Note that the "period" of futures refers to the time, and the actual delivery time is the agreed future time. For example, I now think that Apple will increase the price to buy an Apple contract at the price of 4 yuan. According to the contract, I can buy 100 Jin of apples at the price of 4 yuan in one month, and the apples will rise to 6 yuan when they expire in 1 month. I can buy it at the price of 4 yuan per catty, and then sell it in the market at the price of 6 yuan per catty.

The first step for Xiaobai to invest in futures is to open a futures account. General commodity futures can be opened online.
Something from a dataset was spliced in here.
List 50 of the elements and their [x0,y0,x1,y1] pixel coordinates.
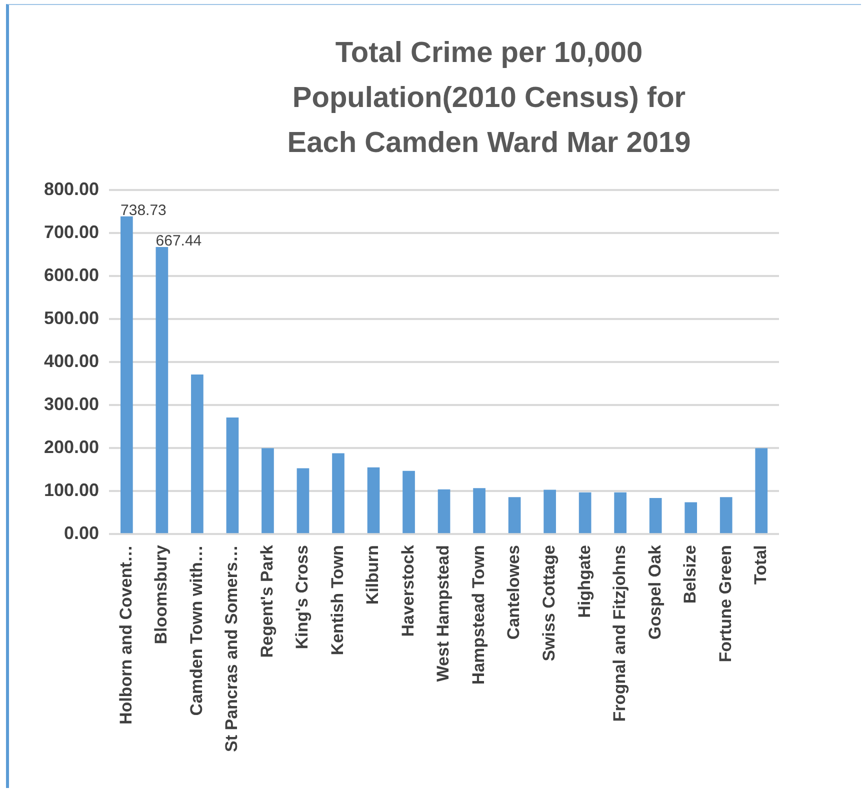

You need a personal ID card and a bank card to open an account. You can consult the account opening fee before opening an account. Pay attention to finding a low-cost formal company to handle it.

Second, trading. Futures trading depends on hands. Different futures varieties contain different quantities in one hand. Generally speaking, agricultural products are 10 tons, industrial products are 5 tons, and there are some special ones, such as soybean 10 tons, palm oil 10 tons, cotton 5 tons, copper 5 tons, and fuel oil.

Futures trading has a large leverage ratio and obvious profit and loss. Xiao Bai should pay attention to analyzing the market when investing. If you don't understand at all, you can ask your account manager. At first, you can invest less and study more.

Futures classification

1. futures classification: generally divided into commodity futures and financial futures, and commodity futures are divided into agricultural products futures, metal futures and energy futures; Financial futures are foreign exchange futures, interest rate futures and stock index futures, so it should be easier to distinguish them by name.

2. Exchange classification:

Shanghai Futures Exchange: hot-rolled coil, copper, aluminum, natural rubber, nickel, tin, silver, asphalt, fuel oil, zinc, rebar, wire rod, lead and gold.

Dalian Commodity Exchange: Bean One, Bean Two, Soybean Meal, Corn, Corn Starch, Coking Coal, Coke, Iron Ore, Eggs, Fiberboard, Plywood, Polypropylene, Polyethylene, PVC, Soybean Oil and Palm Oil.

Zhengzhou Commodity Exchange: thermal coal, rapeseed oil, early indica rice, strong wheat, glass, rapeseed, japonica rice, ferrosilicon, manganese silicon, cotton, sugar, PTA, wheat and methanol.

China Financial Futures Exchange: SSE 50, CSI 500, CSI 300, 10-year bonds and 5-year bonds.

I can send you the account opening process, and you can ask me if you have any questions.